CHKF-FM
- Calgary, Alberta; Canada;
- Broadcast area: Calgary Metropolitan Region
- Frequency: 94.7 MHz
- Branding: Fairchild Radio

Programming
- Format: Multilingual

Ownership
- Owner: Fairchild Group

History
- First air date: November 1998
- Call sign meaning: Hong Kong, Fairchild

Technical information
- Class: C1
- ERP: 23 kW (vertical) 53 kW (horizontal)
- HAAT: 198.3 metres (651 ft)

Links
- Webcast: Listen Live
- Website: fm947.com

= CHKF-FM =

Fairchild Radio station in Calgary

CHKF-FM is a radio station that broadcasts multicultural content, including a major Chinese programming block entitled Fairchild Radio at 94.7 FM in Calgary, Alberta, Canada. It is owned by Fairchild Group.

Original Fairchild Radio logo, used until 2012.
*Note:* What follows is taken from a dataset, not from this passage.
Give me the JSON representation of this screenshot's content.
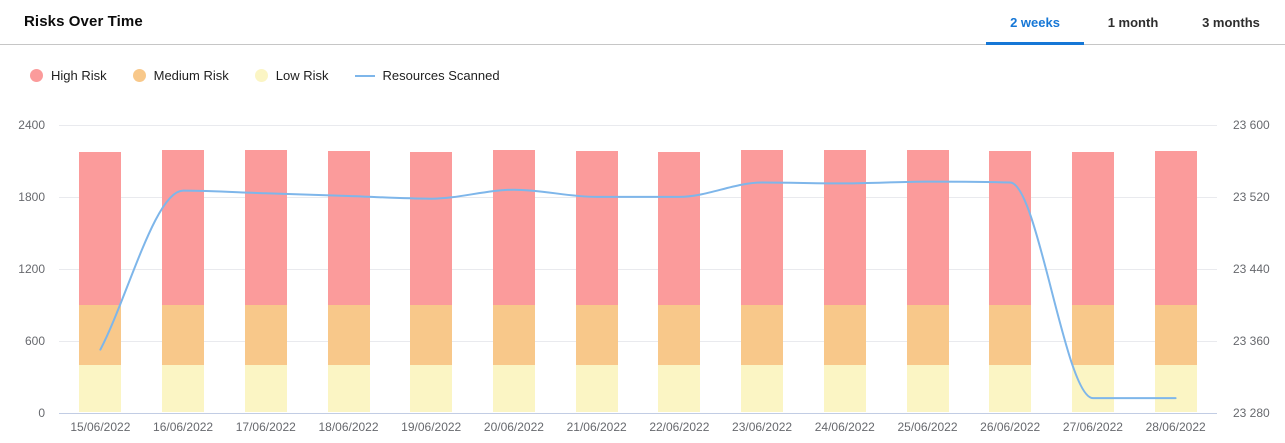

CHKF's studios are located on 37th Avenue Northeast in Calgary, while its transmitter is located near the Arbour Lake neighbourhood in northwest Calgary near Stoney Trail.

CHKF's programming is primarily Cantonese with some Cambodian, Croatian, Filipino, German, Hindi, Hungarian, Irish, Italian, Korean, Lao, Macedonian, Mandarin, Polish, Punjabi, Romanian, Russian, Spanish, Thai, Urdu and Vietnamese programming during the evenings and on weekends.